Rare variants in neuronal excitability genes influence risk for bipolar disorder

Abstract

We sequenced the genomes of 200 individuals from 41 families multiply affected with bipolar disorder (BD) to identify contributions of rare variants to genetic risk. We initially focused on 3,087 candidate genes with known synaptic functions or prior evidence from genome-wide association studies. BD pedigrees had an increased burden of rare variants in genes encoding neuronal ion channels, including subunits of GABAA receptors and voltage-gated calcium channels. Four uncommon coding and regulatory variants also showed significant association, including a missense variant in GABRA6. Targeted sequencing of 26 of these candidate genes in an additional 3,014 cases and 1,717 controls confirmed rare variant associations in ANK3, CACNA1B, CACNA1C, CACNA1D, CACNG2, CAMK2A, and NGF. Variants in promoters and 5' and 3' UTRs contributed more strongly than coding variants to risk for BD, both in pedigrees and in the case-control cohort. The genes and pathways identified in this study regulate diverse aspects of neuronal excitability. We conclude that rare variants in neuronal excitability genes contribute to risk for BD.

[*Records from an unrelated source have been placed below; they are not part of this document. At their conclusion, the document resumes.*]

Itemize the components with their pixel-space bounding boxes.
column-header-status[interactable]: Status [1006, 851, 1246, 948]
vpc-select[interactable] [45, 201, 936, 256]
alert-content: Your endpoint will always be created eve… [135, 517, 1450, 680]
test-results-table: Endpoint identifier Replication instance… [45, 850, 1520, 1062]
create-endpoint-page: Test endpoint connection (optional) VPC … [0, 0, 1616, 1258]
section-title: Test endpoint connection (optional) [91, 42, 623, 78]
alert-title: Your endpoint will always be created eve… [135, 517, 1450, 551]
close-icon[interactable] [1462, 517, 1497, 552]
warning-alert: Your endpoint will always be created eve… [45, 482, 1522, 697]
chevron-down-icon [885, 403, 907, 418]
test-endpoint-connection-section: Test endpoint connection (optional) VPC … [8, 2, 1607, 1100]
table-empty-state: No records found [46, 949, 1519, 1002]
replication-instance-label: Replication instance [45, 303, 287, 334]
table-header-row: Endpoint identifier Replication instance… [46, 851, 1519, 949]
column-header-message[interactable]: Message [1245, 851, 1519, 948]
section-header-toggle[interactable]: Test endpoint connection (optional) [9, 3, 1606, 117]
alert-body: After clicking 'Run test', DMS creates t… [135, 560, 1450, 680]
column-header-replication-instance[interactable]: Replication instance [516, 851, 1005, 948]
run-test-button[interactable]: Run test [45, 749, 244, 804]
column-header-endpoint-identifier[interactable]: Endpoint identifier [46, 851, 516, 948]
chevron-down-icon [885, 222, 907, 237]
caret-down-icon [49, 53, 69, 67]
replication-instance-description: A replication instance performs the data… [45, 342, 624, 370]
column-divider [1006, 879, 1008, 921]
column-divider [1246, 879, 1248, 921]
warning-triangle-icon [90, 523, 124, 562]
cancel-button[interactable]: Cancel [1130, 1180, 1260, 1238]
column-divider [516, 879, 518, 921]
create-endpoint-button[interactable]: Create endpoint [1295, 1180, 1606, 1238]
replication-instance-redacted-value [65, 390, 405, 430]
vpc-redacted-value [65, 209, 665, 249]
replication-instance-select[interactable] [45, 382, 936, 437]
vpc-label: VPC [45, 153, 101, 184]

Keywords: GABAA receptor; bipolar disorder; family genomics; regulatory variants; voltage-gated calcium channel.

Fig. 1.

Associations of BD with 5,730 uncommon coding and noncoding SNVs in 3,087 candidate genes. (A) –log10(P values) for the association of individual SNVs with BD, plotted by chromosomal position. P values were calculated using linear mixed models implemented with EMMAX (13). SNVs with significant associations (FDR < 10%) are indicated. (B) Uniform, quantile-quantile plot for the observed vs. null-expectation distribution of P values. Positive deviation from the null indicates the presence of true signal and effective accounting for family and population structure. (C) A missense SNV in the GABA receptor gene GABRA6 was associated with risk for BD (P = 3.0e-5). This SNV was identified in a total of 13 BD cases, 2 major depression cases, and 1 unaffected individual across seven pedigrees. Diamonds below an individual indicate WGS (filled, contains variant; unfilled, does not contain variant). BPI, bipolar disorder, type I; BPII, bipolar disorder, type II; MDDR, major depressive disorder, recurrent; NMI, no mental illness; OTH, other axis I or axis II diagnosis; SA, schizoaffective disorder; SEMD, single episode of major depression; UNK, unknown phenotype (not ascertained).

Fig. 2.

Pathways enriched for rare variants in BD pedigrees. (A) Number of BD (orange) and control (blue) pedigrees in which a fully or nearly fully segregating coding or regulatory variant was found in a gene assigned to the GABA pathway by BioCarta. The 34 control pedigrees used in this analysis were of European ancestry and were matched for similar size and structure to the BD pedigrees. (B) Number of BD (orange) and control (blue) pedigrees in which a fully or nearly fully segregating coding or regulatory variant was found in a gene assigned to the Gene Ontology term “Voltage-Gated Calcium Channel Complex.” (C) Fully and nearly fully segregating coding and regulatory SNVs and indels in the GABA receptor gene GABRA4. Protein-coding regions and UTRs are shown, respectively, by wide and narrow light blue rectangles. Heights of orange and blue bars indicate the number of BD and control pedigrees in which each variant was fully or nearly fully segregating. (D) Number of risk variants identified in each BD case (orange), unaffected individual in a BD pedigree (light blue), or population control (dark blue). For this analysis, we defined as risk variants all SNVs with P < 0.001 and odds ratios > 1 by mixed model analysis (14 SNVs), as well as SNVs with mixed-model P < 0.05, odds ratios > 1, and an annotation to one of the following pathways with an increased burden of rare variants in BD pedigrees (SI Appendix, Table S4): BioCarta GABA pathway (9 SNVs), voltage-gated calcium channel complex (38 SNVs), CaM kinases (10 SNVs), GTPases (88 SNVs), and glycolysis/tricarboxylic acid cycle (13 SNVs). The widths of polygons are proportional to the number of individuals with each variant count.